Posts about RaSPF

Official RaSPF page

Ok, time to go a little more public with this.

Here's a page for it (click on "read more") and I will ask the openspf guys to put it on the implementations list (let's see how that goes).

RaSPF on its way to release

I have been able to work some more on RaSPF and the results are encouraging.

Thanks to valgrind and test suites, I am pretty confident it doesn't leak memory, or at least, that it doesn't leak except on very rare cases.

I think I found a neat way to simplify memory management, though, and that's what I wanted to mention.

This is probably trivial for everyone reading, but I am a limited C programmer, so whenever something works unexpectedly right, I am happy ;-)

One problem with C memory management is that if you have many exit points for your functions, releasing everything you allocate is rather annoying, since you may have to do it in several different locations.

I compounded this problem because I am using exceptions (yeah, C doesn't have them. I used this).

Now not only do I have my returns but also my throws and whatever uncaught throw something I called has!

Hell, right?

Nope: what exceptions complicated, exceptions fixed.

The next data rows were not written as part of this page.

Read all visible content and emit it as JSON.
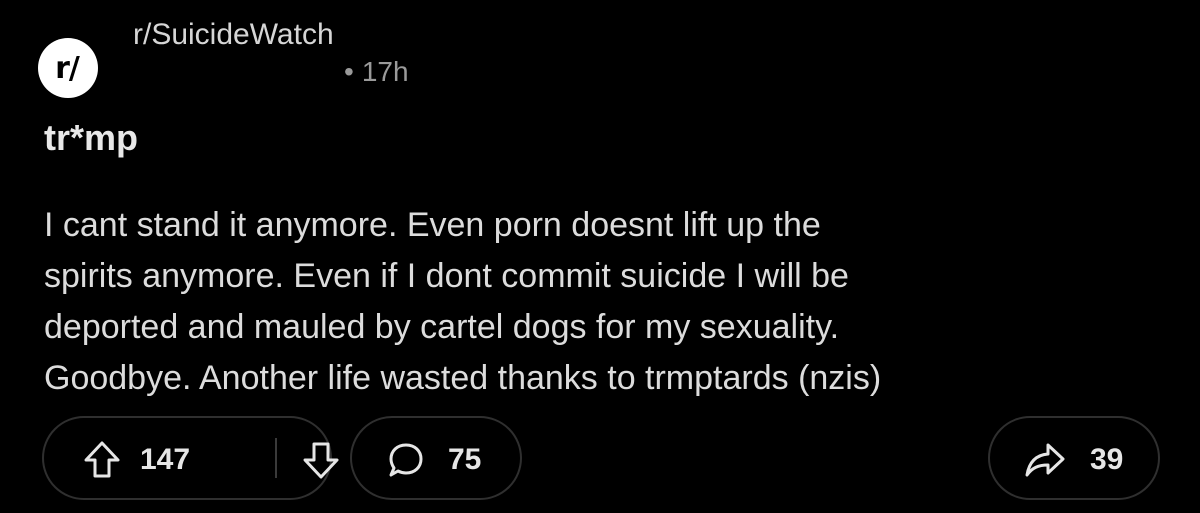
{
  "post": {
    "subreddit": "r/SuicideWatch",
    "avatar_text": "r/",
    "dot": "•",
    "time": "17h",
    "title": "tr*mp",
    "body_lines": [
      "I cant stand it anymore. Even porn doesnt lift up the",
      "spirits anymore. Even if I dont commit suicide I will be",
      "deported and mauled by cartel dogs for my sexuality.",
      "Goodbye. Another life wasted thanks to trmptards (nzis)"
    ]
  },
  "actions": {
    "upvotes": "147",
    "comments": "75",
    "shares": "39",
    "icons": {
      "upvote": "upvote-arrow-icon",
      "downvote": "downvote-arrow-icon",
      "comment": "comment-bubble-icon",
      "share": "share-arrow-icon"
    }
  },
  "colors": {
    "background": "#000000",
    "text": "#e8e8e8",
    "muted": "#9a9a9a",
    "pill_border": "#2f2f2f",
    "avatar_bg": "#ffffff"
  }
}
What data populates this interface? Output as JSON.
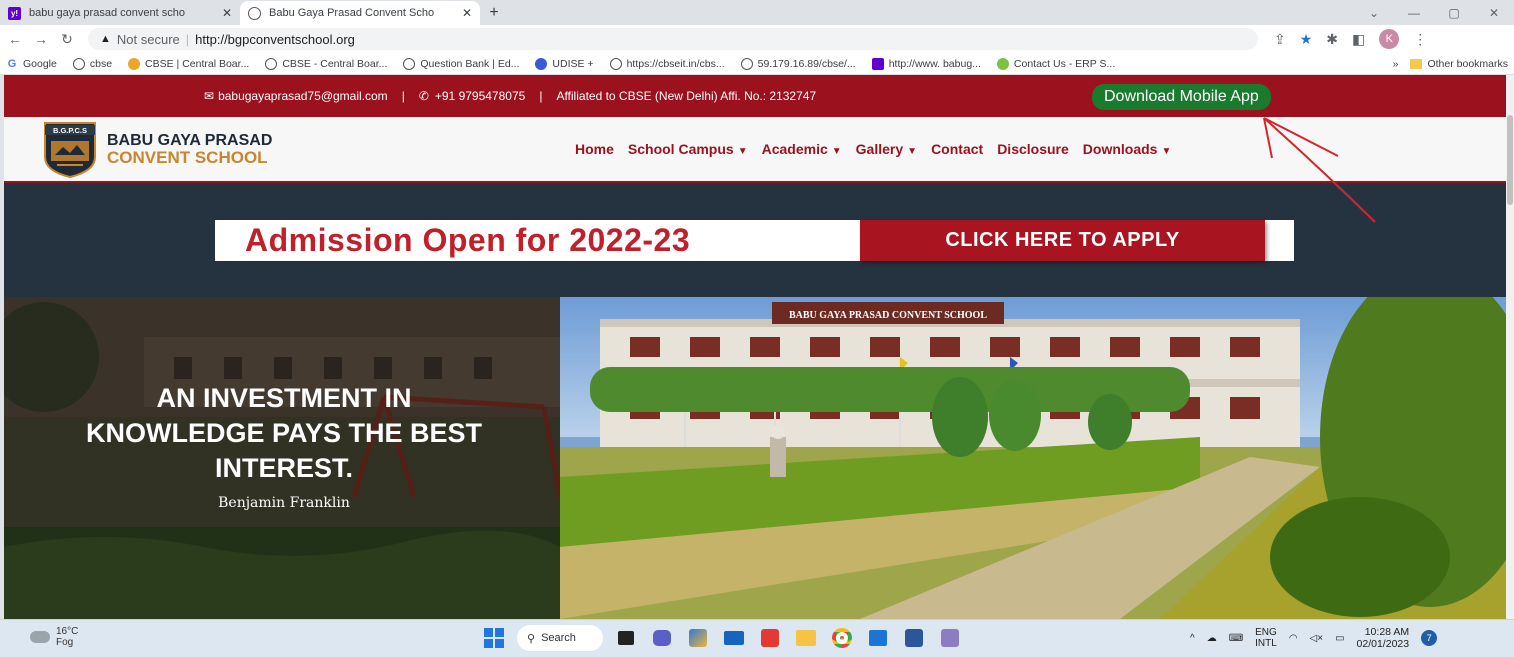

Look at this function:

bstring spf_query_get_explanation(spf_query *q, bstring spec)
{
    bstring txt=0;
    struct bstrList *l=0;
    bstring expanded=0;
    bstring result=0;
    struct tagbstring s=bsStatic("");

    try
    {
        // Expand an explanation
        if (spec && spec->slen)
        {
            expanded=spf_query_expand(q,spec,1);
            l=spf_query_dns_txt(q,expanded);

            if (l)
            {
                txt=bjoin(l,&s);
            }
            else
            {
                txt=bfromcstr("");
            }
            result=spf_query_expand(q,txt,0);
            throw(EXC_OK,0);
        }
        else
        {
            result=bfromcstr("explanation: Required option is missing");
            throw(EXC_OK,0);
        }
    }
    except
    {
        if(expanded) bdestroy(expanded);
        if(txt) bdestroy(txt);
        if(l) bstrListDestroy(l);
        on (EXC_OK)
        {
            return result;
        }
        if(result) bdestroy(result);
        throw(EXCEPTION.type,EXCEPTION.param1);
    }
}

It doesn't matter if spf_query_expand or spf_query_dns_txt throw an exception, this will not leak.

Nice, I think :-)

C is not Python II.

RaSPF, my C port of PySPF, is pretty much functional right now.

Here's what I mean:

  • It passes 75 internal unit tests (ok, 74 , but that one is arguable).
  • It passes 137 of 145 tests of the SPF official test suite.
  • It agrees with PySPF in 181 of the 183 cases of the libspf2 live DNS suite.
  • It segfaults in none of the 326 test cases.

So, while there are still some corner cases to debug, it's looking very good.

I even spent some time with valgrind to plug some leaks ( the internal test suite runs almost leakless, the real app is a sieve ;-)

All in all, if I can spend a little while with it during the week, I should be able to make a release that actually works.

Then, I can rewrite my SPF plugin for qmail, which was what sent me in this month-log tangent.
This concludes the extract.